Une prime mensuelle de remboursement de frais de transport de 40 F est accordée uniquement aux boulangers , pâtissiers, vendeuses qui ne sont pas logés par l'employeur et qui habitent dans un rayon au-delà de 2 kilomêtres du lieu de travail.

Une prime mensuelle de 150 F pour travaux pénibles est attribuée à tous les ouvriers boulangers occupés dans l'entreprise antérieurement au 1er janvier 1985 .

Article 7

Le salaire de tout salarié employé le dimanche sera majoré de 20 P.100.
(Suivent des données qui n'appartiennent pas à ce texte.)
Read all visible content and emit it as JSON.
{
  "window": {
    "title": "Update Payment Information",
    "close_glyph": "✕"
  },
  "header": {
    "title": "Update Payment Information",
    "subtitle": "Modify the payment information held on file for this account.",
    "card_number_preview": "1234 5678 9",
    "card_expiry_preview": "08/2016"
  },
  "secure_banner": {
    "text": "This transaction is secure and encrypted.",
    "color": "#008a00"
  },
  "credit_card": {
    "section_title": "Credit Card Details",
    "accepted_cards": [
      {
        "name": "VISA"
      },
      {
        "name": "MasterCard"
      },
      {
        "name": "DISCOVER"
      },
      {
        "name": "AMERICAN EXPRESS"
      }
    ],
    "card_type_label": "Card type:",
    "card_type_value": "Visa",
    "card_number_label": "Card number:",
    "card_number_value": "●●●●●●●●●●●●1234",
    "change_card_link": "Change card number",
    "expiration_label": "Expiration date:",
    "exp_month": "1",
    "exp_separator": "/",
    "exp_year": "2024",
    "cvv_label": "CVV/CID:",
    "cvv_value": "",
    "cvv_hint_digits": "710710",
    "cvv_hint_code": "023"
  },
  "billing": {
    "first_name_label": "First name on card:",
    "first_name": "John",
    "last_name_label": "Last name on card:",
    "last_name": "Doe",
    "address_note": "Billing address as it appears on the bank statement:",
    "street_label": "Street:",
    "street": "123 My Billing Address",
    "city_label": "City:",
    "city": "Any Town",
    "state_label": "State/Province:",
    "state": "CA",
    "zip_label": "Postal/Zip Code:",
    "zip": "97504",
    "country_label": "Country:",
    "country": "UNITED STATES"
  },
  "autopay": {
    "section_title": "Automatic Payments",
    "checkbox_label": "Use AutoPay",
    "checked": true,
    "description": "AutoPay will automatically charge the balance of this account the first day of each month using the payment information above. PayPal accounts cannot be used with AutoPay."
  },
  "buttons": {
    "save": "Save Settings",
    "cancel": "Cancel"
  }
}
Cette majoration sera calculée sur le produit de son salaire horaire de base par le nombre d'heures de travail éffectuées le dimanche . Si le salarié n'est pas rémunéré à l'heure, le salaire horaire de référence sera le salaire minimum national de sa catégorie.

Article 8

La valeur des avantages en nature (y compris les apprentis) est tributaire, sauf accord particulier, du salaire minimum interprofessionnel garanti(S.M.I.C.) et s'évalue au 1er janvier 1991 - 16,21 x 2 x 26 = 842,92 F

- 16,21 x 20 = 324,20 F

842,92 + 324,20 = 1167,12 F.

Sauf si un taux moins élevé est prévu par une convention collective ou , un contrat particulier, les avantages en nature dont bénéficient l'apprenti peuvent ^tre déduits du salaire dans la limite de 75 P.100 de la déduction autorisée , en ce qui concerne les autres travailleurs, par la réglementation applicable en matière de sécurité sociale. Ces déductions ne peuvent excéder, chaque mois, un montant égal aux trois quarts du salaire.

Article 9

Avantages acquis : le présent accord ne peut en aucun cas être l'occasion de restricton aux avantages individuels et collectifs acquis antérieurement à la date de la signature étant entendu qu'il ne pourra avoir cumul pour des avantages de même nature .

Article 10

Il est institué, le 3 décembre 1984, une commission paritaire départementale composée de trois membres titulaires employeurs et trois membres salariés .

Article 11

Après un an dans l'entreprise, il est accordé aux salariés une prime de fin d'année. Cette prime est due aux salariés occupés par l'entreprise le 31 décembre et devra être payée au plus tard le 15 janvier 1991. Le montant de cette prime est de 1,92 P.100 du montant du salaire brut payé au salarié du 1er janvier au 31 décembre de l'année.

Exceptionnellement , les salariés qui ne sont pas occupés par l'entreprise le 31 décembre parce qu'ils ont été l'objet d'un licenciement économique au cours de l'année et qui , au moment du départ, avaient un an de présence dans l'entreprise , recevront cette prime dont le montant sera alors de 1,92 P.100 du montant du salaire brut payé au salarié au 1er janvier au moment du départ dans l'entreprise.

Les salariés embauchés suite à un licenciement pour motif économique recevront cette prime au prorata du temps de présence dans l'entreprise .

L'avantage résultant de la création de cette prime ne peut en aucun cas s'interpréter comme s'ajoutant aux avantages de même nature déjà accordés en fin d'année(par exemple : 13ème mois,13ème partiel, étrennes...dans certaines entreprises ou certains départements).

Article 12

Repos compensateur(avenant n°17 de la C.C.N.B.P.).

Article 13

A partir du 1er juillet 1990, selon les termes de l'article 37 de la C.C.N.B.P.l'ancienneté minimale des bénéficiaires de l'assurance incapacité de travail est d'un an dans la profession. Les entreprises rentrant dans le champ d'application de la présente convention souscrivent depuis le 1er juillet 1976, auprès de l'I.S.I.C.A.une assurance incapacité de travail.

Article 14 (1)

Il a été décidé qu'à partir du 1er janvier 1984, le montant de l'indemnité de départ en retraite sera :

Un mois de salaire après dix ans d'ancienneté ; Un mois et demi de salaire après quinze ans d'ancienneté ; deux mois de salaire après vingt ans d'ancienneté ; deux mois et demi de salaire après vingt-cinq ans d'ancienneté ; trois mois de salaire après trente ans d'ancienneté ; trois mois et demi de salaire après trente-cinq ans d'ancienneté.

Article 15

Le présent accord est applicable à compter du 1er janvier 1991, à tous les boulangers-pâtissiers de Saône-et-Loire.

Pour les autres articles, se reporter à la convention collective nationale de la boulangerie-pâtisserie.

(1) Article étendu sous réserve de l'application de l'article L.122-14-13 du code du travail.